In October 1992, the husband filed a motion to vacate the decree. The trial court denied the husband’s motion. The husband appealed and the Court of Appeals vacated the provisions awarding the wife a percentage of the husband’s future income. The Court of Appeals opined that the decree does not state the husband voluntarily waived a statutory right, and, therefore, the decree is void on its face. This Court granted certio-rari.
The husband argues the trial court did not have the jurisdictional power to divide his future earnings because the consent agreement did not contain an express waiver of his rights even though he consented to the division. In Ettinger v. Ettinger, 637 P.2d 63, 65 (Okla.1981), this Court held that under section 1278 of title 12 of the Oklahoma Statutes (now Okla.Stat.tit. 43, § 121), a district court did not have jurisdiction to divide a husband’s future earning absent a recitation in the decree the parties intended to circumvent the statute. The Court, however, recognized that where the parties had entered into a consent agreement which sought to avoid the strictures of the statute, the district court would have jurisdiction to enter such an order. Further, an express waiver of statutory rights in the consent decree was not required, only an agreement “which seeks to avoid the strictures of Section 1278.” Id.

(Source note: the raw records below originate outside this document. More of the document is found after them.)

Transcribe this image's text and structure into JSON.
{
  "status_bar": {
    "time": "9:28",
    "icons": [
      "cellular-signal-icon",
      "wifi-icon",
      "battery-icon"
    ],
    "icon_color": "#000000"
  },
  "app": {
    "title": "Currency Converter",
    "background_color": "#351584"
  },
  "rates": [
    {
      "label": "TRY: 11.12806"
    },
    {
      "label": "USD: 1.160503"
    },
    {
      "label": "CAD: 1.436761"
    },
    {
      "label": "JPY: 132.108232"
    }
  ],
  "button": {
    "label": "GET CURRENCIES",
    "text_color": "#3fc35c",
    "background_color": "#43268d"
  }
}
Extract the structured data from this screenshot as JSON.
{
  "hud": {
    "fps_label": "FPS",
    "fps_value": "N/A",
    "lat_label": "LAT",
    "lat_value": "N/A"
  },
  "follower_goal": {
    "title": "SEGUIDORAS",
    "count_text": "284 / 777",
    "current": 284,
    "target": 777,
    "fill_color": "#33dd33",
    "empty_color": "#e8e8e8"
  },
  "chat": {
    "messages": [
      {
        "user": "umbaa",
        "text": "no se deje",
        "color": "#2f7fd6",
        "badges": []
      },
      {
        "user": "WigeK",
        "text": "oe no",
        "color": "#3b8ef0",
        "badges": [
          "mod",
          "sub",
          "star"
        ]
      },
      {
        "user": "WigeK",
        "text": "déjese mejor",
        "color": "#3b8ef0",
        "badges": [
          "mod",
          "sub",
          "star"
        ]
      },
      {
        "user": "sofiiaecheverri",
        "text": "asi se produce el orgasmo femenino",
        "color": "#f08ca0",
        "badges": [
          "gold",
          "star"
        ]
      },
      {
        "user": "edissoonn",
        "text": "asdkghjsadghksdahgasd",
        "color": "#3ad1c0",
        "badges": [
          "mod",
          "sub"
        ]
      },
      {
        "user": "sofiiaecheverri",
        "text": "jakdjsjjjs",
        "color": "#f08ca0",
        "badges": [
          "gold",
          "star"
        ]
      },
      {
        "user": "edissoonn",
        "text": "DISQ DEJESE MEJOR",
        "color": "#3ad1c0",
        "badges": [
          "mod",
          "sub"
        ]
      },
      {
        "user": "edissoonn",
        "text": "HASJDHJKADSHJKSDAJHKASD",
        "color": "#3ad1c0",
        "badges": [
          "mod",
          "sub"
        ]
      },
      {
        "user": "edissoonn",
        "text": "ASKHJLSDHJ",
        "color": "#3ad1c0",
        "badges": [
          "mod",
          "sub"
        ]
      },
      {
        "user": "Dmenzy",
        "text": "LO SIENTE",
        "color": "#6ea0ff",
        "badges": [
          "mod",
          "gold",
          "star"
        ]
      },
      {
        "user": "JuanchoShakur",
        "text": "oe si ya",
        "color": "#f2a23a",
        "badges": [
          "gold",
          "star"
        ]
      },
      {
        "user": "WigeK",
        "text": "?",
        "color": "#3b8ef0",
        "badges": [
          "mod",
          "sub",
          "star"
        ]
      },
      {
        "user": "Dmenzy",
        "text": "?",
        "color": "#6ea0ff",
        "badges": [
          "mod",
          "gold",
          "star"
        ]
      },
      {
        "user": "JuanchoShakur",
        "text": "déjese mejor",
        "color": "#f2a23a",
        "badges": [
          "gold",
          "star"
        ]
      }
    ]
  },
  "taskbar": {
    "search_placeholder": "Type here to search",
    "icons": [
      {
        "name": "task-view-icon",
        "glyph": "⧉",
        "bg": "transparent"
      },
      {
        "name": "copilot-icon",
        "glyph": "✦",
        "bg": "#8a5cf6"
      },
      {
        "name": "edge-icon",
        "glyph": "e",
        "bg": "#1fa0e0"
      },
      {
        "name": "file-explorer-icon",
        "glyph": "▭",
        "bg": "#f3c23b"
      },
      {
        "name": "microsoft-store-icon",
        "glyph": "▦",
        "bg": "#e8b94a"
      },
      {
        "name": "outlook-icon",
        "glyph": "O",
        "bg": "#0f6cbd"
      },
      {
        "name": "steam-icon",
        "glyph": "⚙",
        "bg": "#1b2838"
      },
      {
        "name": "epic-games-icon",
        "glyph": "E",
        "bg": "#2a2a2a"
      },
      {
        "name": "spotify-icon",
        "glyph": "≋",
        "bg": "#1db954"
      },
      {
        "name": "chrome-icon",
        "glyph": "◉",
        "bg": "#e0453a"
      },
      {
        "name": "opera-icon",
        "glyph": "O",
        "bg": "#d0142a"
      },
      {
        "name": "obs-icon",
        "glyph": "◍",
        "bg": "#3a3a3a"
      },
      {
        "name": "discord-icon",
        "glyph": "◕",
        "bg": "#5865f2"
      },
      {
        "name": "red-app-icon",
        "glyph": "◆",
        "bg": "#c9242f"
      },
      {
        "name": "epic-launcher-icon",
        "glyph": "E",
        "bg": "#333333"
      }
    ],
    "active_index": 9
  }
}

This rule reiterates this court’s holding in Perry v. Perry, 551 P.2d 256 (Okla.1976). In Perry, this Court stated parties to a divorce can “contract for the disposition of their property and for alimony and support.” Additionally, the parties by contract may do exactly what the trial court is prohibited from doing. Id. at 257. This Court held “where a husband and wife, in contemplation of a divorce, enter into an agreement,” they waive those statutory rights which are inconsistent with the terms of the decree. Id. at 258. The agreement in Perry contained a statement that the parties were contracting “notwithstanding provisions of the statute to the contrary.” However, this statement was not necessary to the Court’s holding.
In Mills v. Mills, 512 P.2d 143 (1973), the parties entered into an agreement to divide the property in less than a fee simple estate. Section 1278 of title 12 prohibited the court from entering such an division. The husband argued that the judgment was void because it conflicted with the section 1278. This Court held that where the parties entered into a property settlement agreement, they had waived their right to complain. Id. at 149.
Both parties rely on Hubbard v. Hubbard, 603 P.2d 747 (Okla.1979). The wife relies on Hubbard for the award of future income. The husband relies on Hubbard for the proposition that a court cannot make an award of future income. Hubbard is distinguishable from the present ease. The parties in Hubbard had not entered into an agreement. Further, Hubbard was an appeal, not a collateral attack on the judgment.
The husband has not cited to any authority which holds that lack of an express waiver of a statutory right renders a contract void. The husband is seeking to admit extrinsic evidence that he did not knowingly waive his statutory rights. For a judgment to be collaterally attacked, it must be void on its face. Scoufos, 280 P.2d at 723. There is nothing on the face of the decree which shows that it is void. Therefore, it cannot be collaterally attacked.
For the above reasons, the opinion of the Court of Appeals is vacated and the judgment of the trial court is affirmed.
CERTIORARI PREVIOUSLY GRANTED; COURT OF APPEALS’ OPINION VACATED; TRIAL COURT’S JUDGMENT AFFIRMED.